While we wait for an official fix, are there any immediate workarounds or strategies we can employ to minimize the impact of this x-axis mismatch? Unfortunately, for a problem specifically related to the blueprint's display logic, direct workarounds within your Python script for dynamic x-axis scaling are limited if the viewer isn't cooperating. One temporary approach, if your specific visualization needs allow for it, might be to manually adjust the time range in the Rerun viewer UI after the data starts flowing. This isn't ideal for automated setups but can provide a quick sanity check for immediate analysis. Another (less flexible) option might be to hardcode rrb.TimeRangeBoundary.absolute() values for start and end if you are analyzing a fixed time window, but this defeats the purpose of a cursor-relative visible time range for live data. In some scenarios, you might consider logging additional entities that provide explicit time markers or using a different visualization tool temporarily if the x-axis precision is absolutely critical for your current task and Rerun's default behavior is hindering it too much. However, the ultimate solution will come from the Rerun development team addressing the underlying rendering logic.

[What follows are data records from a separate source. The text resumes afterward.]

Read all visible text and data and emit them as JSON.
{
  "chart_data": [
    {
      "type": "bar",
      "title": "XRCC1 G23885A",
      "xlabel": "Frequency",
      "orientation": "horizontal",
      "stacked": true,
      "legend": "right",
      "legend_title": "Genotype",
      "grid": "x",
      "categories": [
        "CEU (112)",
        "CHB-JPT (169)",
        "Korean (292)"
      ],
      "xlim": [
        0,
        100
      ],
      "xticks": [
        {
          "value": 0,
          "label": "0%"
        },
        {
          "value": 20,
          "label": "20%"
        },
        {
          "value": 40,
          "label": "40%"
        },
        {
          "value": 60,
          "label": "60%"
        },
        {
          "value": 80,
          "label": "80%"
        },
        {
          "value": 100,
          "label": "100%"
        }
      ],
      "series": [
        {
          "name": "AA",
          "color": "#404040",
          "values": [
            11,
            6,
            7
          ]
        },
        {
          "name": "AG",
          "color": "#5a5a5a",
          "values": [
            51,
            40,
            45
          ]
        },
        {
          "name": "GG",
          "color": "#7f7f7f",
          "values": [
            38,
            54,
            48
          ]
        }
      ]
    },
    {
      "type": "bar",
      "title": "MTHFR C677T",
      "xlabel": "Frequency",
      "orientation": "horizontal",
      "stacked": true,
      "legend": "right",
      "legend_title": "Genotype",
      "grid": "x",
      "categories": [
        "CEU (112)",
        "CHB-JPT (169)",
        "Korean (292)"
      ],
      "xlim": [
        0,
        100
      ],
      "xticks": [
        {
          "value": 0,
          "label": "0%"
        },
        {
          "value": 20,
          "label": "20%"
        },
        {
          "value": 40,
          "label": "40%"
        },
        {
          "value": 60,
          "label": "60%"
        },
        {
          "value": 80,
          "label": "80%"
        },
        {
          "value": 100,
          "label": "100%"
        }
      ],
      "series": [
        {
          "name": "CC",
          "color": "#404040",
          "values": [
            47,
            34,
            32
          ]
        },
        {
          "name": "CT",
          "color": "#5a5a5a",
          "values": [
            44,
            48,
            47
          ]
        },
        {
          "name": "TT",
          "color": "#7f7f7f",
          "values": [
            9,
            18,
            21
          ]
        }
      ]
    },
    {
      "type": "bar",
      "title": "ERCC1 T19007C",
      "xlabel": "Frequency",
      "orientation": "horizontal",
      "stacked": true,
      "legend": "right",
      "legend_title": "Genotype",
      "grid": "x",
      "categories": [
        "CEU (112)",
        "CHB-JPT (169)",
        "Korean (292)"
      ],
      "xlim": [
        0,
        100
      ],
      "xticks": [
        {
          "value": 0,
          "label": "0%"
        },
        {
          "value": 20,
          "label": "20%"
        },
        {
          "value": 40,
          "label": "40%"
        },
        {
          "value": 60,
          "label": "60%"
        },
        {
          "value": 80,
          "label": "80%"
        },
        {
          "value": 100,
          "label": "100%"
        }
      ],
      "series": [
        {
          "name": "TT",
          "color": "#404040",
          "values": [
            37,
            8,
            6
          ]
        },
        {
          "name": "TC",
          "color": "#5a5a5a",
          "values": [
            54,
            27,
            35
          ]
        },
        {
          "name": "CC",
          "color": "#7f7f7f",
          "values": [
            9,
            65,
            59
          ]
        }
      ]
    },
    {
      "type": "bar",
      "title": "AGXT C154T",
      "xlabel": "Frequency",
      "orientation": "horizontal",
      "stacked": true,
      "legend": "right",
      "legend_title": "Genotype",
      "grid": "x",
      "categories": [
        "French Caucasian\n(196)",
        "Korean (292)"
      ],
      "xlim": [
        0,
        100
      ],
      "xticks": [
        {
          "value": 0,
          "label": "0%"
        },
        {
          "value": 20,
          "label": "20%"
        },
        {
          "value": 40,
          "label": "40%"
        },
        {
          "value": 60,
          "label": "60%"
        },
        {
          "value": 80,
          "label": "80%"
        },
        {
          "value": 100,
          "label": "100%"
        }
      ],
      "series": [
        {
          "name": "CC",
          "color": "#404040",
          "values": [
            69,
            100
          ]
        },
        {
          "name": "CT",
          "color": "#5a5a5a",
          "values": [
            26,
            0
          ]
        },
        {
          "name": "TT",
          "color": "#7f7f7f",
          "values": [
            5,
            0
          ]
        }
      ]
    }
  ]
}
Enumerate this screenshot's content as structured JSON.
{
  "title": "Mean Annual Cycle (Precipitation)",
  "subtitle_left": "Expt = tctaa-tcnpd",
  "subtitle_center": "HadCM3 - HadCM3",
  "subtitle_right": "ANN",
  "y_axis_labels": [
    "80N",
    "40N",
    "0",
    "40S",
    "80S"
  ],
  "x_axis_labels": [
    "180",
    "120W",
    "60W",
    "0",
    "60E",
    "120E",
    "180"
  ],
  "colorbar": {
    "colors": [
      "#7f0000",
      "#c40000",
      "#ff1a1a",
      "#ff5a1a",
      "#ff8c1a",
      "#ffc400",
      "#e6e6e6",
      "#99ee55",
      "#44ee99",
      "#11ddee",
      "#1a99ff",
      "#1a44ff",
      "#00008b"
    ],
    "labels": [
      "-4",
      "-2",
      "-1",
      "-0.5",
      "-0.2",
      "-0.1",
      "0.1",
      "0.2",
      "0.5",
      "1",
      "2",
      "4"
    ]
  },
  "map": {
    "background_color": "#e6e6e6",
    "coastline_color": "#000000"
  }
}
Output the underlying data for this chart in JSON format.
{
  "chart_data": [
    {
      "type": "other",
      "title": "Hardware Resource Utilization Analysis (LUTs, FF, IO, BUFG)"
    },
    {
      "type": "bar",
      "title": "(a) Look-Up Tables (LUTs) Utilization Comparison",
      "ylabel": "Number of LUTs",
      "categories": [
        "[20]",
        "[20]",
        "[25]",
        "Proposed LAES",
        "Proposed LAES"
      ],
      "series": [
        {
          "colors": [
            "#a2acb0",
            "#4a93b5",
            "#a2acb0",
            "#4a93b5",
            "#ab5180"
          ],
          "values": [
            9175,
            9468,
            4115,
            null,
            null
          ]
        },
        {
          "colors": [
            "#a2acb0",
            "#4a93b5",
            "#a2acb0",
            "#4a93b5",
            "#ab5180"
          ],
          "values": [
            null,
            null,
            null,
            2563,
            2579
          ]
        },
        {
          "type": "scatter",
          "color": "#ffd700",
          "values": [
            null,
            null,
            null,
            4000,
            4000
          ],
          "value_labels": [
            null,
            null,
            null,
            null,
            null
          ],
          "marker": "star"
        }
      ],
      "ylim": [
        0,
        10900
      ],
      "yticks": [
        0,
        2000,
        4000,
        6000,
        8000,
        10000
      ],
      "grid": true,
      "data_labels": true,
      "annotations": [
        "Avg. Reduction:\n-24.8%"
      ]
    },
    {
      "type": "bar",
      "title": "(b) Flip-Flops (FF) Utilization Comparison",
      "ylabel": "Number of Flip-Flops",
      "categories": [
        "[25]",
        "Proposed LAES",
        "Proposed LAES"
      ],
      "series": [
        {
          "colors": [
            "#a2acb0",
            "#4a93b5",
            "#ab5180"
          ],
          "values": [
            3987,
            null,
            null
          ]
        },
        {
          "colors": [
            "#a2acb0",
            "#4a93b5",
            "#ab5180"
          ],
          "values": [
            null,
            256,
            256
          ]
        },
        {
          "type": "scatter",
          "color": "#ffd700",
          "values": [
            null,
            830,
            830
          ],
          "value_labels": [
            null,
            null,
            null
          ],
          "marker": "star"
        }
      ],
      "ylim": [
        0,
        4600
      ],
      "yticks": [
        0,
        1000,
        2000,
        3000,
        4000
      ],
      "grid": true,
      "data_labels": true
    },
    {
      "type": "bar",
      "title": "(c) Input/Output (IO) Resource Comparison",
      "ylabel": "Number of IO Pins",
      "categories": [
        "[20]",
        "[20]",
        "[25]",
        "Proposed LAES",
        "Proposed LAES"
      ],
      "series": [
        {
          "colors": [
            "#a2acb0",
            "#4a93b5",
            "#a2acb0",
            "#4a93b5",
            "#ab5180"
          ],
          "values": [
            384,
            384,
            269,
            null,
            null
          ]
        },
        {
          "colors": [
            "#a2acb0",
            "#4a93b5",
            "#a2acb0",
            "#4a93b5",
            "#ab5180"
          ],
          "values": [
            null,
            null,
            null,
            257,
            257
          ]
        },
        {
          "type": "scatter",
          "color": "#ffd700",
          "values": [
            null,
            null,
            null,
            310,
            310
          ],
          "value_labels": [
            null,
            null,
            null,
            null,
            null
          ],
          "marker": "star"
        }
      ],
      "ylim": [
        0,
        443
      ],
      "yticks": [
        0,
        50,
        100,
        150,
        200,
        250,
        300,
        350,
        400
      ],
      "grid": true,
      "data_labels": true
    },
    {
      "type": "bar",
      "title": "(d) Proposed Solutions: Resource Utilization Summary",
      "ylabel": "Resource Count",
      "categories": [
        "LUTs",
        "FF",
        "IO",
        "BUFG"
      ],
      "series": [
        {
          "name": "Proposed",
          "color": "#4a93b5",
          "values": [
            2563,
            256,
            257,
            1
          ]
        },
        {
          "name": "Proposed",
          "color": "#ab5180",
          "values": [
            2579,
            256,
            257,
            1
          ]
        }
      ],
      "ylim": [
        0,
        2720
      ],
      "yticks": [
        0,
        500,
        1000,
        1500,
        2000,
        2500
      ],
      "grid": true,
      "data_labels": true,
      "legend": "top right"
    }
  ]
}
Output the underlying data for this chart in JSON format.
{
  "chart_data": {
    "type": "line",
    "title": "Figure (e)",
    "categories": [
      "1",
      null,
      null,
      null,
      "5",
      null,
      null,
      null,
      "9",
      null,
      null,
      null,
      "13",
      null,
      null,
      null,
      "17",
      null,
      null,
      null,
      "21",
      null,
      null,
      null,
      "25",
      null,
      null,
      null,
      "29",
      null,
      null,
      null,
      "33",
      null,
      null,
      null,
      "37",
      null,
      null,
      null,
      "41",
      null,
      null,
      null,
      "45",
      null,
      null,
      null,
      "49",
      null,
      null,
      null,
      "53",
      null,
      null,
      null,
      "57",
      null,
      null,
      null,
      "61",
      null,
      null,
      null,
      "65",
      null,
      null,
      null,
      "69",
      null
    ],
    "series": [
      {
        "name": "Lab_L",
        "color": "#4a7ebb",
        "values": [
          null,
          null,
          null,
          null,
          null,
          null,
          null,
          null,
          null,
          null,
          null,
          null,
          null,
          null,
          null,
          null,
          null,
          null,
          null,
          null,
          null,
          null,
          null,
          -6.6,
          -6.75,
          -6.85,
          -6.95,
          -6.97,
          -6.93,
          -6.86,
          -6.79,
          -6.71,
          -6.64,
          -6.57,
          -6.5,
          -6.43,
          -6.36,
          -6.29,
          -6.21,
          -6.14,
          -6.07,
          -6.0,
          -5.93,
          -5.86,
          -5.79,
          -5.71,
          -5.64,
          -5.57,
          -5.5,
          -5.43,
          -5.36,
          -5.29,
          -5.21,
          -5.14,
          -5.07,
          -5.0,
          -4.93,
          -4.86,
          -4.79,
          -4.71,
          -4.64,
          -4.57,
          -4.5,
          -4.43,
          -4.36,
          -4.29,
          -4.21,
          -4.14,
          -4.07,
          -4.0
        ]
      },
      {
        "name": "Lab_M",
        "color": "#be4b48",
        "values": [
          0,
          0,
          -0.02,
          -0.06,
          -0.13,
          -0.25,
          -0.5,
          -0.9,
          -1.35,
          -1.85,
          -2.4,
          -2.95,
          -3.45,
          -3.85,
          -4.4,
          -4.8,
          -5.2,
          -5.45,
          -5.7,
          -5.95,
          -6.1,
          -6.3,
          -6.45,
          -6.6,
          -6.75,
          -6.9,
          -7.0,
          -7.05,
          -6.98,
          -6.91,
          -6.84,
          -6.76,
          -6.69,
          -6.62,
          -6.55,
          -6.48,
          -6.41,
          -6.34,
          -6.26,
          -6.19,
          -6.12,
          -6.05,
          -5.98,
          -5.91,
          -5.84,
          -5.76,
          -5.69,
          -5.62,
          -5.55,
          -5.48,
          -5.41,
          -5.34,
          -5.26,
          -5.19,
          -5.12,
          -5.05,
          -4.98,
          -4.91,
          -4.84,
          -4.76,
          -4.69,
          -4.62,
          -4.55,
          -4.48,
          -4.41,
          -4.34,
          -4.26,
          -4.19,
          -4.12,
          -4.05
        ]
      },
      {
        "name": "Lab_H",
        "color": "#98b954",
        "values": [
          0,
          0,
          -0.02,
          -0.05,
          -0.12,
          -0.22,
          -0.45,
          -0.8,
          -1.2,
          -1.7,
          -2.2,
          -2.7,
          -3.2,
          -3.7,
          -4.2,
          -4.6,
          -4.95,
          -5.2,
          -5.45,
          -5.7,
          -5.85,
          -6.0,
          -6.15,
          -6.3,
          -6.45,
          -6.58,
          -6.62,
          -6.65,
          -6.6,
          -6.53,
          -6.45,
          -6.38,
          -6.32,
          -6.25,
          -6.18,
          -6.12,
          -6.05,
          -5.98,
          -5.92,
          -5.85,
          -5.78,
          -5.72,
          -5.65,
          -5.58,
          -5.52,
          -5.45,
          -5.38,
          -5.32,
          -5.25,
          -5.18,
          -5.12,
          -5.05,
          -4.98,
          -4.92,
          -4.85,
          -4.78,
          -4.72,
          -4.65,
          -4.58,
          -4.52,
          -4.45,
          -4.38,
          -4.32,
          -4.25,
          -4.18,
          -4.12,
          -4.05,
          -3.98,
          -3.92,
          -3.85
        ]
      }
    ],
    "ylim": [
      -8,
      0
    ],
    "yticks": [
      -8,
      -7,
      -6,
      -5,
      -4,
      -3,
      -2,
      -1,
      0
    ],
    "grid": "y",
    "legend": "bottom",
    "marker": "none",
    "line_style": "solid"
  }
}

Looking ahead, the Rerun team is generally very responsive and committed to building a robust visualization platform. Community involvement through bug reports, feature requests, and discussions on their forums or Discord channel plays a huge role in shaping the tool's evolution. So, keep an eye on their official release notes and GitHub discussions for updates on the visible time range fix. The journey from identifying a bug to deploying a solution is a collaborative one, and by staying engaged, we can all contribute to making Rerun-IO an even more powerful and reliable tool for all our data visualization and debugging needs, especially when it comes to those tricky time series plots where every second counts! Let's keep working together to ensure Rerun delivers that consistently precise and intuitive experience we all want.

Conclusion

So there you have it, folks! We've taken a pretty thorough look at the visible time range bug plaguing Rerun-IO versions 0.27.3 and its predecessors. While the team has made commendable strides in getting the data line to respect our specified time window, that pesky x-axis is still giving us a bit of trouble, refusing to dynamically adjust its range as smoothly as it should. We've seen how this mismatch in visualization can really throw a wrench into our time series data analysis and debugging efforts, making it harder to interpret fast-moving data correctly. We walked through the exact Python code to reproduce this, highlighted the clear difference between the expected behavior of 0.26.2 and the current state, and discussed setting up your Rerun environment. The good news is that Rerun-IO is an incredible platform with an active development team, and issues like this are often resolved swiftly with community input. So, keep those bug reports coming, keep engaging with the project, and let's all look forward to a future where our Rerun time series plots are perfectly synchronized, giving us that crystal-clear, accurate data visualization we rely on! Your contributions are what make Rerun-IO better for everyone.